A video on the group's website warns that "the extreme right wing" is "extremely dangerous," playing clips of Mitt Romney, Newt Gingrich, Glenn Beck, Sarah Palin, Rush Limbaugh and Donald Trump. "It's time to stand up and fight back," the spot declares.

Republicans were quick to pounce on the Democrats for embracing the very political tactics they pilloried last fall.

"Obama's brazen hypocrisy, in encouraging his own operatives to start groups exactly like the ones he demagogued last year, shows how cynical this president can be when it comes to perpetuating his own power," said Jonathan Collegio, a spokesman for the two Crossroads groups.

The move also was criticized by campaign finance reform advocates. One group, Democracy 21, said it would ask the IRS to investigate whether Priorities USA's activities violate its tax-exempt status. Former Sen. Russ Feingold also weighed in, saying: "Democrats who mirror the right-wing tactics of Karl Rove and David Koch do our nation no favors."
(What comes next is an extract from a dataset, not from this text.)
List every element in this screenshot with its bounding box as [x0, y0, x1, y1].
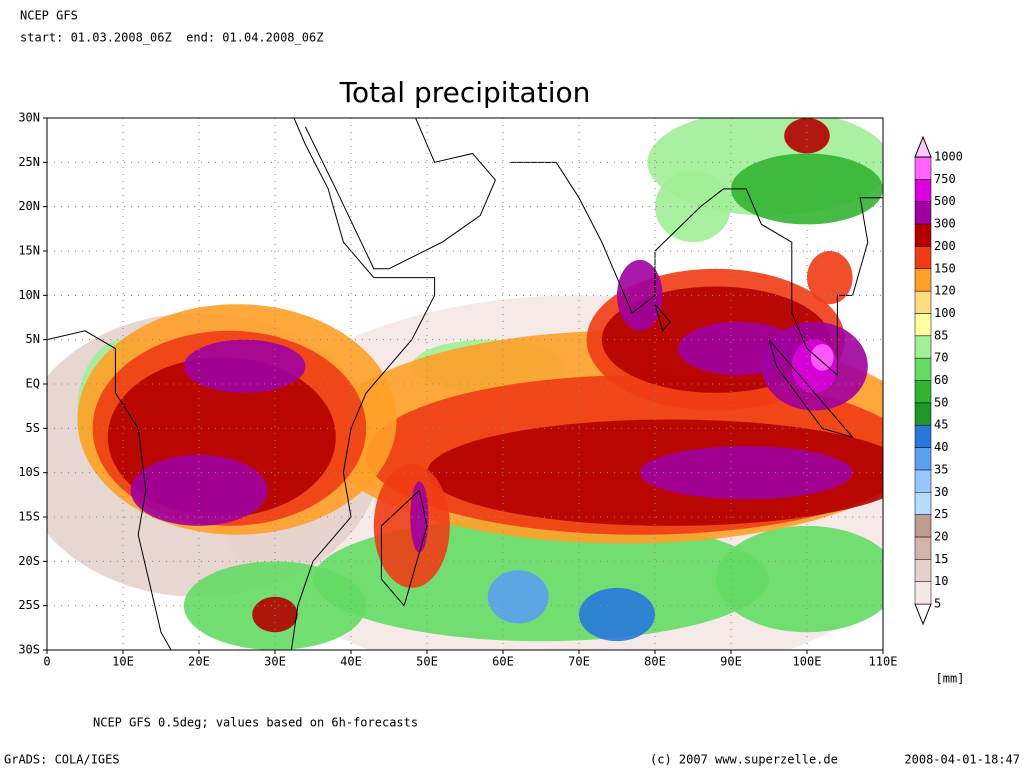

When asked Friday about the launch of the new Democratic groups, White House Press Secretary Jay Carney noted that Burton and Sweeney had left the administration.

"We can't control their activity," Carney said. "The president's position on disclosure remains the same — he believes it's vitally important."

Priorities USA is one of several new Democratic groups springing up to take on Republican independent-expenditure efforts, several of which will not disclose their funding sources.